I am publicly apologizing to John Papola that I am leaving town for a conference at Duke University on "Integrating Evolutionary Theory into Behavioral Economics," without having read the interview he and Russ Roberts did with Robert Skidelsky. I am swamped and should have left an hour ago. Anyway, John has argued that in that interview Skidelsky supported ideas and usages in this most recent video, indeed, that the interview inspired the video. I shall look at it when I am back in some days and judge for myself.

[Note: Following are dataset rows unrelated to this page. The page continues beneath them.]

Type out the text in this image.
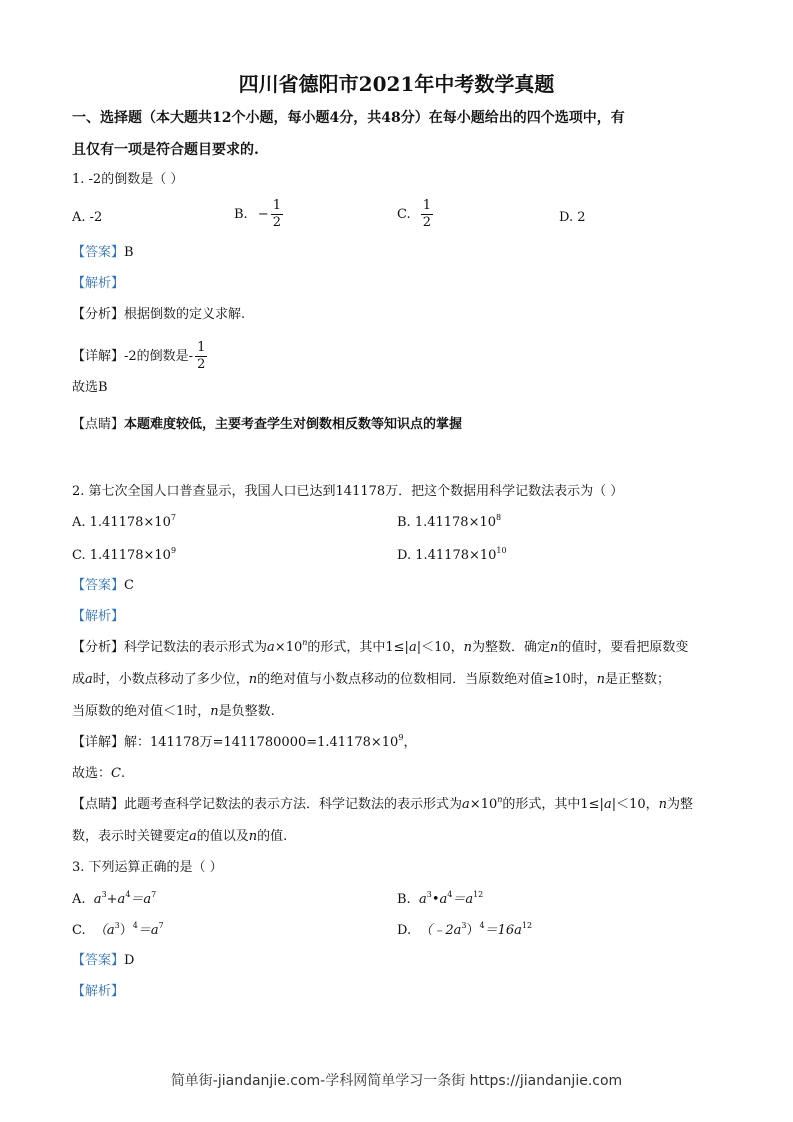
四川省德阳市2021年中考数学真题
一、选择题（本大题共12个小题，每小题4分，共48分）在每小题给出的四个选项中，有
且仅有一项是符合题目要求的.
1. -2的倒数是（ ）
A. -2	B. − $\frac{1}{2}$	C. $\frac{1}{2}$	D. 2
【答案】B
【解析】
【分析】根据倒数的定义求解.
【详解】-2的倒数是- $\frac{1}{2}$
故选B
【点睛】本题难度较低，主要考查学生对倒数相反数等知识点的掌握
2. 第七次全国人口普查显示，我国人口已达到141178万．把这个数据用科学记数法表示为（ ）
A. $1.41178\times 10^7$	B. $1.41178\times 10^8$
C. $1.41178\times 10^9$	D. $1.41178\times 10^{10}$
【答案】C
【解析】
【分析】科学记数法的表示形式为$a\times 10^n$的形式，其中1≤|a|＜10，n为整数．确定n的值时，要看把原数变
成a时，小数点移动了多少位，n的绝对值与小数点移动的位数相同．当原数绝对值≥10时，n是正整数；
当原数的绝对值＜1时，n是负整数.
【详解】解：141178万$=1411780000=1.41178\times 10^9$，
故选：C.
【点睛】此题考查科学记数法的表示方法．科学记数法的表示形式为$a\times 10^n$的形式，其中1≤|a|＜10，n为整
数，表示时关键要定a的值以及n的值.
3. 下列运算正确的是（ ）
A. $a^3+a^4=a^7$	B. $a^3•a^4=a^{12}$
C. $(a^3)^4=a^7$	D. $(﹣2a^3)^4=16a^{12}$
【答案】D
【解析】
简单街-jiandanjie.com-学科网简单学习一条街 https://jiandanjie.com
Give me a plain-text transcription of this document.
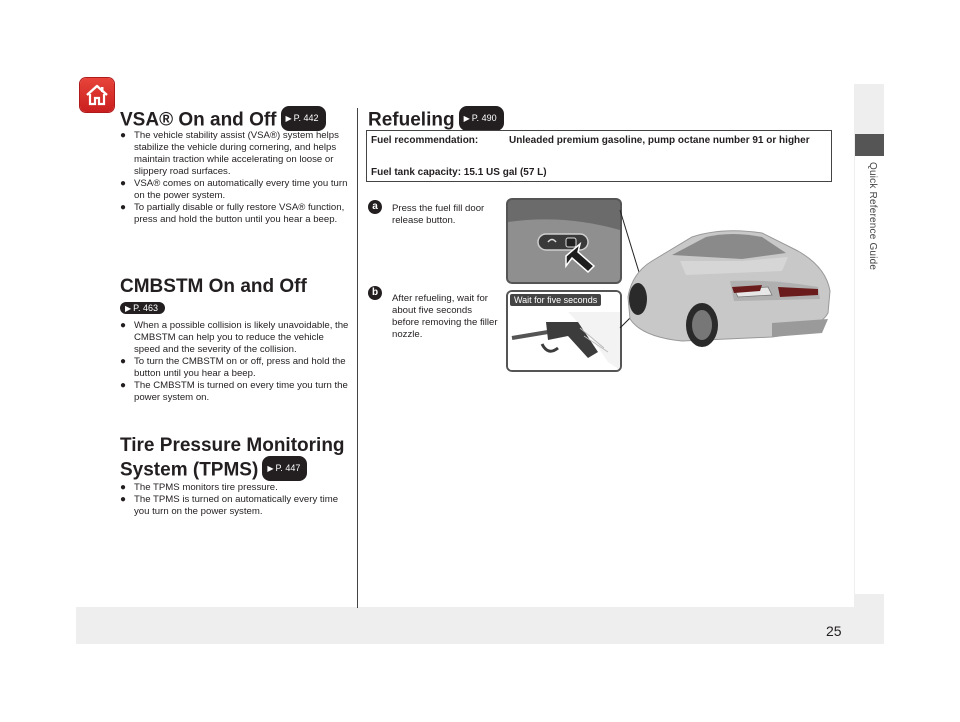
Quick Reference Guide
VSA® On and Off ▶ P. 442
● The vehicle stability assist (VSA®) system helps stabilize the vehicle during cornering, and helps maintain traction while accelerating on loose or slippery road surfaces.
● VSA® comes on automatically every time you turn on the power system.
● To partially disable or fully restore VSA® function, press and hold the button until you hear a beep.
CMBSTM On and Off
▶ P. 463
● When a possible collision is likely unavoidable, the CMBSTM can help you to reduce the vehicle speed and the severity of the collision.
● To turn the CMBSTM on or off, press and hold the button until you hear a beep.
● The CMBSTM is turned on every time you turn the power system on.
Tire Pressure Monitoring
System (TPMS) ▶ P. 447
● The TPMS monitors tire pressure.
● The TPMS is turned on automatically every time you turn on the power system.
Refueling ▶ P. 490
Fuel recommendation:	Unleaded premium gasoline, pump octane number 91 or higher
Fuel tank capacity: 15.1 US gal (57 L)
a	Press the fuel fill door release button.
b
After refueling, wait for about five seconds before removing the filler nozzle.
Wait for five seconds
25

As it is, I think a major bottom line remains whether or not in this (or another) interview Skidelsky supports saying that Hayek thought Keynes was a supporter of a "central plan" or not (again, he said nothing of the sort in his 2006 essay on Hayek and Keynes). If he did, then they will be off the hook, and all of us giving them a hard time on this point will owe them an apology. We shall see.
Eric,
Thanks for the offer, but I got enough social engineering before I immigrated from the USSR. I just can't eat another bite.
I'm also not that interested in indulging your personal hysteria over the term "central planning". If you can't tell the difference between what I said about Keynes and your understanding of Stalin, you just need to go read up on the subject.
Methinks:
You dismiss the work of folks like Rawls and Sen as "social engineering" and link their work to what you experienced in the USSR? You do know that this is classic red-baiting, right? And it likely confirms my initial claim that the linking of Keynes with central planning was a type of red baiting.
And then you decide to go ad hominem with the claim that my perspective is based on "personal hysteria" (this term raises very interesting questions of subtext but I won't do into that!) rather than address my substantive points.